La prima visita odontoiatrica dovrebbe compiersi, idealmente, una volta completata la dentizione decidua ovvero intorno ai 3 anni di età.
La visita si svolge sempre in presenza di uno od entrambi i genitori.
Nel caso in cui il bambino mostri segni di disagio o di vera e propria ansia uno dei genitori viene invitato ad accomodarsi sulla poltrona con il piccolo in braccio così da avvolgerlo e confortarlo.
La mano destra della madre tiene dolcemente le mani del bambino, mentre con la sinistra viene accarezzata la fronte.
Questa prima fase di accoglienza è particolarmente delicata e rappresenta il lasciapassare per gli incontri successivi per cui ad essa viene dedicata molta cura. Sino a questo momento l’operatore non indossa le barriere protettive (guanti e mascherina) ma semplicemente si avvicina gradualmente al bambino e cerca di catturare la sua attenzione mostrando interesse e conoscenza del suo mondo (scuola materna, giochi, cartoni animati, amichetti che sono già pazienti dello studio).
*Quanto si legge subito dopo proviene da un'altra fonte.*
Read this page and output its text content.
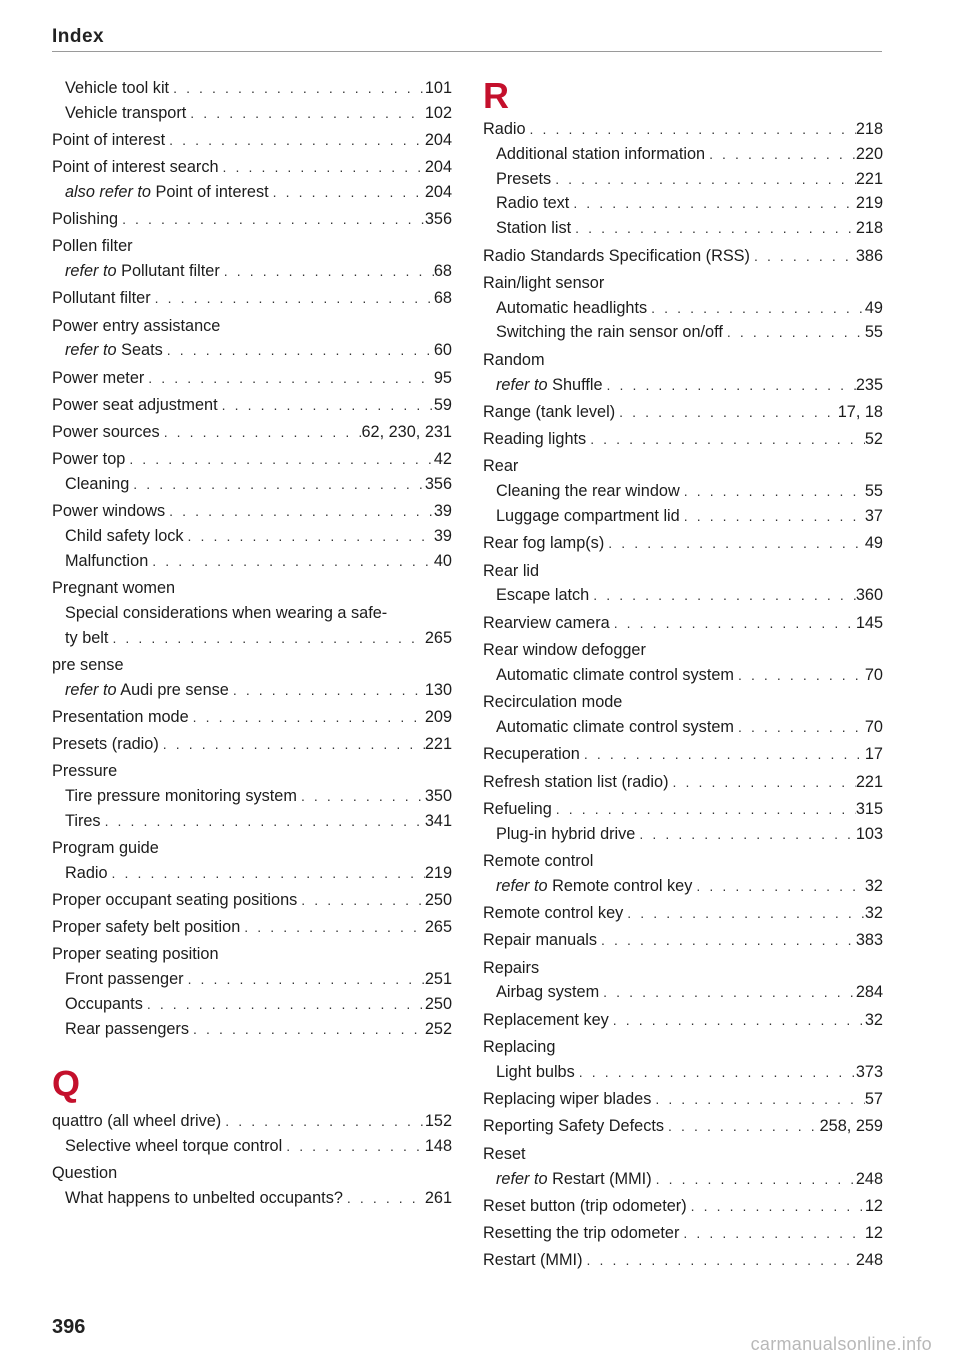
Index
Vehicle tool kit . . .	101
Vehicle transport . . .	102
Point of interest . . .	204
Point of interest search . . .	204
also refer to Point of interest . . .	204
Polishing . . .	356
Pollen filter
refer to Pollutant filter . . .	68
Pollutant filter . . .	68
Power entry assistance
refer to Seats . . .	60
Power meter . . .	95
Power seat adjustment . . .	59
Power sources . . .	62, 230, 231
Power top . . .	42
Cleaning . . .	356
Power windows . . .	39
Child safety lock . . .	39
Malfunction . . .	40
Pregnant women
Special considerations when wearing a safe-
ty belt . . .	265
pre sense
refer to Audi pre sense . . .	130
Presentation mode . . .	209
Presets (radio) . . .	221
Pressure
Tire pressure monitoring system . . .	350
Tires . . .	341
Program guide
Radio . . .	219
Proper occupant seating positions . . .	250
Proper safety belt position . . .	265
Proper seating position
Front passenger . . .	251
Occupants . . .	250
Rear passengers . . .	252
Q
quattro (all wheel drive) . . .	152
Selective wheel torque control . . .	148
Question
What happens to unbelted occupants? . . .	261
R
Radio . . .	218
Additional station information . . .	220
Presets . . .	221
Radio text . . .	219
Station list . . .	218
Radio Standards Specification (RSS) . . .	386
Rain/light sensor
Automatic headlights . . .	49
Switching the rain sensor on/off . . .	55
Random
refer to Shuffle . . .	235
Range (tank level) . . .	17, 18
Reading lights . . .	52
Rear
Cleaning the rear window . . .	55
Luggage compartment lid . . .	37
Rear fog lamp(s) . . .	49
Rear lid
Escape latch . . .	360
Rearview camera . . .	145
Rear window defogger
Automatic climate control system . . .	70
Recirculation mode
Automatic climate control system . . .	70
Recuperation . . .	17
Refresh station list (radio) . . .	221
Refueling . . .	315
Plug-in hybrid drive . . .	103
Remote control
refer to Remote control key . . .	32
Remote control key . . .	32
Repair manuals . . .	383
Repairs
Airbag system . . .	284
Replacement key . . .	32
Replacing
Light bulbs . . .	373
Replacing wiper blades . . .	57
Reporting Safety Defects . . .	258, 259
Reset
refer to Restart (MMI) . . .	248
Reset button (trip odometer) . . .	12
Resetting the trip odometer . . .	12
Restart (MMI) . . .	248
396
carmanualsonline.info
Solo quando e se il bambino si sente “a casa”, si possono introdurre nuovi elementi sempre attraverso una prima fase descrittiva “TELL”(con un linguaggio appropriato-la pistola a due vie diviene allora il phon dei denti e la doccia dei denti ecc…) seguita da una fase dimostrativa “SHOW” ed infine esecutiva “DO”.
L’esame obiettivo vero e proprio passa attraverso:
- la formula dentaria;
- il controllo dei tessuti molli (gengive, lingua, palato, frenuli);
- il tipo di occlusione e la funzionalità muscolare;
- la ricerca di lesioni cariose (anche attraverso esame radiografico).
Una volta completata questa fase il bambino può essere accompagnato in sala di attesa dove verrà ricompensato con un piccolo regalo e dove potrà giocare.
La visita continua con il genitore dal quale si raccolgono informazioni sulle abitudini alimentari, igieniche ed eventuali abitudini viziate del bambino (succhiamento dito o ciuccio).
Solo dopo aver completato l’anamnesi si riferisce quanto emerso con l’esame obiettivo.
Si danno istruzioni, ove necessario, su regole di igiene alimentare e/o dentale, si consigliano modelli comportamentali per superare le abitudini viziate, si forniscono indicazioni sulla frequenza delle visite di controllo.
Nel caso in cui il tramite del primo incontro in studio sia stato il pediatra curante od altro collega, questi viene informato dell’esito della visita.
Non sempre la sequenza appena descritta può essere raggiunta.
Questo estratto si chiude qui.